Le gaz vert, moins cher et produit en Belgique
Le procédé est très technique, donc nous allons le résumer : chaque jour, Eric injecte 15 tonnes de fumier et 60 mètres cubes de lisier liquide. Ce mélange, appelé "biomasse" est ensuite arrosé, chauffé et brassé dans la cuve, c’est ce qui donne du "biogaz", composé à 60% de méthane et 40% de CO2. Il est ensuite purifié pour ne garder que le méthane, c’est le gaz qui est utilisé pour le chauffage des maisons ou dans les voitures roulant au CNG. Cette méthode est ce qu'on appelle la biométhanisation.
Plus loin dans l’exploitation, nous entendons un bruit de moteur. "C’est le moteur de cogénération, on transforme le gaz en électricité et ce qui nous permet d’injecter dans le réseau d’électricité 6000 kWh chaque jour, c’est la consommation en électricité de 400 ménages. Et en plus de cela, toute notre consommation est autonome en énergie : notre ferme, les deux habitations, les deux gîtes, la salle de traite et nos véhicules au CNG."
Voilà donc, dans le fin fond du Luxembourg, du gaz vert, produit en Belgique, de manière constante et moins chère que le gaz qu’on importe. Serait-ce alors la solution miracle que recherchent les pays européens en voulant se couper du gaz russe ?
Le côté face de la biométhanisation
Eric Jonkeau le reconnaît lui-même, l’investissement était très très important à l’origine.
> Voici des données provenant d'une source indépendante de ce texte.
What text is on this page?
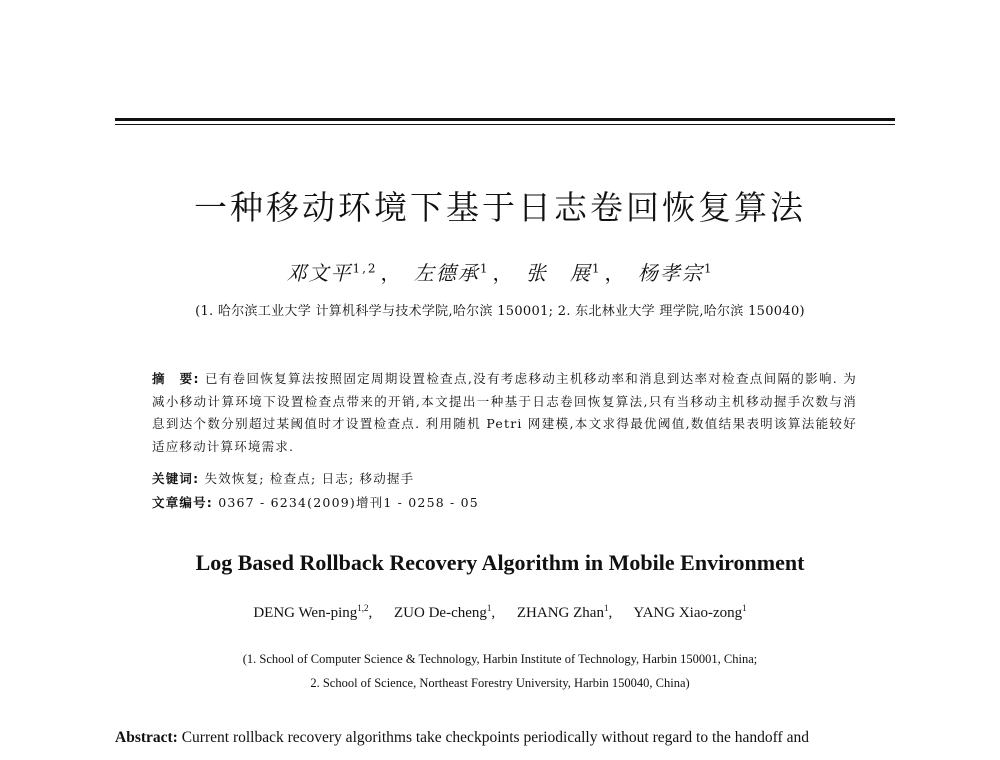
一种移动环境下基于日志卷回恢复算法
邓文平$^{1,2}$ ， 左德承$^1$ ， 张　展$^1$ ， 杨孝宗$^1$
(1. 哈尔滨工业大学 计算机科学与技术学院,哈尔滨 150001; 2. 东北林业大学 理学院,哈尔滨 150040)
摘　要: 已有卷回恢复算法按照固定周期设置检查点,没有考虑移动主机移动率和消息到达率对检查点间隔的影响. 为减小移动计算环境下设置检查点带来的开销,本文提出一种基于日志卷回恢复算法,只有当移动主机移动握手次数与消息到达个数分别超过某阈值时才设置检查点. 利用随机 Petri 网建模,本文求得最优阈值,数值结果表明该算法能较好适应移动计算环境需求.
关键词: 失效恢复; 检查点; 日志; 移动握手
文章编号: 0367 - 6234(2009)增刊1 - 0258 - 05
Log Based Rollback Recovery Algorithm in Mobile Environment
DENG Wen-ping$^{1,2}$, ZUO De-cheng$^1$, ZHANG Zhan$^1$, YANG Xiao-zong$^1$
(1. School of Computer Science & Technology, Harbin Institute of Technology, Harbin 150001, China;
2. School of Science, Northeast Forestry University, Harbin 150040, China)
Abstract: Current rollback recovery algorithms take checkpoints periodically without regard to the handoff and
Et le projet, pas tout à fait rentable. "On a investi 3,5 millions d’euros dont 35% sont financés par la région wallonne (27%) et l’Union européenne (8%). Et encore, quand je suis allé voir les banques et la région wallonne, ils ne croyaient pas en mon projet. D’ailleurs, au départ, ce n’était pas rentable. Ce projet sera rentable car j’ai une garantie de 15 ans sur mes certificats verts et que les prix de l’énergie sont élevés. Ce n’est que grâce à ces prix élevés que l’énergie que je produis devient compétitive." Reprenons l’exemple du CNG à la pompe, il était encore à 0,8€ ou 0,9€/kg il y a un an, bien en dessous des 1,20 affichés à la pompe d’Eric Jonkeau.
L’importance de l’investissement et le prix de cette énergie sont également les deux freins que pointe Frédéric Lebeau, professeur à l’Agrio-Bio-Tech de Gembloux et expert de la biomasse. "Dans un contexte de prix normaux de l’énergie, c’est une énergie assez chère à produire et qui demande un investissement conséquent. Aujourd’hui, cette source d’énergie n’est rentable que parce que nous sommes en crise et que les prix de l’énergie importée sont élevés."
Le Professeur Lebeau va même plus loin dans son raisonnement pour ceux qui seraient tentés d’investir dans cette technologie actuellement. "On ne peut pas se lancer dans un tel projet aujourd’hui en se disant que c’est rentable actuellement. Ce serait trop risqué car les prix vont finir par descendre à un moment donné : soit parce que d’autres solutions vont faire baisser les prix, soit parce qu’on sera en récession économique et que les prix baisseront alors naturellement. Lors des premières crises pétrolières, on avait déjà produit des unités de biométhanisation et elles ont disparu lorsque les prix des énergies sont revenus vers le bas."